The default (sklearn.utils.metadata_routing.UNCHANGED) retains the existing request. This allows you to change the request for some parameters and not others.

New in version 1.3.

Note

This method is only relevant if this estimator is used as a sub-estimator of a meta-estimator, e.g. used inside a Pipeline. Otherwise it has no effect.

Parameters:
  • d (str, True, False, or None, default=sklearn.utils.metadata_routing.UNCHANGED) – Metadata routing for d parameter in transform.

  • method (str, True, False, or None, default=sklearn.utils.metadata_routing.UNCHANGED) – Metadata routing for method parameter in transform.

  • tau (str, True, False, or None, default=sklearn.utils.metadata_routing.UNCHANGED) – Metadata routing for tau parameter in transform.

Returns:

self – The updated object.

Return type:

object

train(X, y, d=None)[source]

Alias for fit for backward compatibility, see there.

transform(d, tau=None, method='reference')[source]

Transform latent space coordinates to another simplex space (dimensions+1). Requires a previous call of fit.

Parameters:
  • d (array-like of shape (n_samples, n_classes)) – Latent space coordinates to transform.

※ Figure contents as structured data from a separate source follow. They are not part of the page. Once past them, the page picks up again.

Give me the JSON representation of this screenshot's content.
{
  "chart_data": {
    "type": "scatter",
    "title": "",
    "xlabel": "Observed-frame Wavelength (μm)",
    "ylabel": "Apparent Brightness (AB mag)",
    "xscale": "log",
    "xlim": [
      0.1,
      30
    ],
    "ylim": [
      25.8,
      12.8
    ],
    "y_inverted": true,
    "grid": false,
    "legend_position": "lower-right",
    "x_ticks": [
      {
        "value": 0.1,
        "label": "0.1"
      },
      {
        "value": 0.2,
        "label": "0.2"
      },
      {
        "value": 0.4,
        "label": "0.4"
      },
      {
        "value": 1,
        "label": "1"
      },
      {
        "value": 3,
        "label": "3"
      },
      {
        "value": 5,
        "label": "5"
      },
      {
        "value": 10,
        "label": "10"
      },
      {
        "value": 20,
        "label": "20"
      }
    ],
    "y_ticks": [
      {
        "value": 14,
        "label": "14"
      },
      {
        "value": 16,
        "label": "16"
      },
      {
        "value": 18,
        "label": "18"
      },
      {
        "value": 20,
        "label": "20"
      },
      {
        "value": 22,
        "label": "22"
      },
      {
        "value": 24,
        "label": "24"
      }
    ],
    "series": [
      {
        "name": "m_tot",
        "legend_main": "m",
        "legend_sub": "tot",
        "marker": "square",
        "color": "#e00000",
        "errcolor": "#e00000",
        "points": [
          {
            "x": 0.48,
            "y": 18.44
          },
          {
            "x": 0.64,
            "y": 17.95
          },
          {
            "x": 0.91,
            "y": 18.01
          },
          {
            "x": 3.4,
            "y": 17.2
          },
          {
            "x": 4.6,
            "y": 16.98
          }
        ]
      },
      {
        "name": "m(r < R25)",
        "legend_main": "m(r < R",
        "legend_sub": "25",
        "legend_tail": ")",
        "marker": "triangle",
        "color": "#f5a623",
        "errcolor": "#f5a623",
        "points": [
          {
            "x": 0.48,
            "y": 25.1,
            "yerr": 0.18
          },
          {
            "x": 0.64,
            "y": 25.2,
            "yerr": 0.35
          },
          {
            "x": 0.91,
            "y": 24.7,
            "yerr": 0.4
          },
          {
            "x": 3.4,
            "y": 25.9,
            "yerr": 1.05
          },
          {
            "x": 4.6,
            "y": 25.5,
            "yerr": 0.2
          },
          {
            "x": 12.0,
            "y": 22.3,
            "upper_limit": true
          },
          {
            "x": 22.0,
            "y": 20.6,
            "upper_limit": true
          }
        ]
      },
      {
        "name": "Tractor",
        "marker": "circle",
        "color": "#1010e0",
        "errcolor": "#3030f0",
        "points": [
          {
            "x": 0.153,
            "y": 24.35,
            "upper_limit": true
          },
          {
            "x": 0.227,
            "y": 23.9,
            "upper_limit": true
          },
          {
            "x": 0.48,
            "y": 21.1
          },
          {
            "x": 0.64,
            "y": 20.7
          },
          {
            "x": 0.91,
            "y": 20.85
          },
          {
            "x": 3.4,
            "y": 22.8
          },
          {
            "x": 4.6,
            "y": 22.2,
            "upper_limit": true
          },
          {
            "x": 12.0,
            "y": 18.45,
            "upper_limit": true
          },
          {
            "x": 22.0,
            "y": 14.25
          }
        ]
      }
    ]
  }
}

  • tau (float or None, optional (default: None)) – Scaling factor > 0. If set to None, a data-dependent scaling is used (and returned).

  • method ('reference' or 'scale', optional (default: 'reference')) – Determines the transformation method. ‘reference’: transformation of the simplex into rotated cones highlighting the inter-class distances (default method for visualization). ‘scale’: rescaling of the simplex to a unit simplex.

Returns:

  • s (array-like of shape (n_samples, n_classes+1)) – Reference simplex vector space coordinates as a representation of the attribute d_.

  • tau (float) – Scaling factor used for the transformation. Only returned when tau is set to None.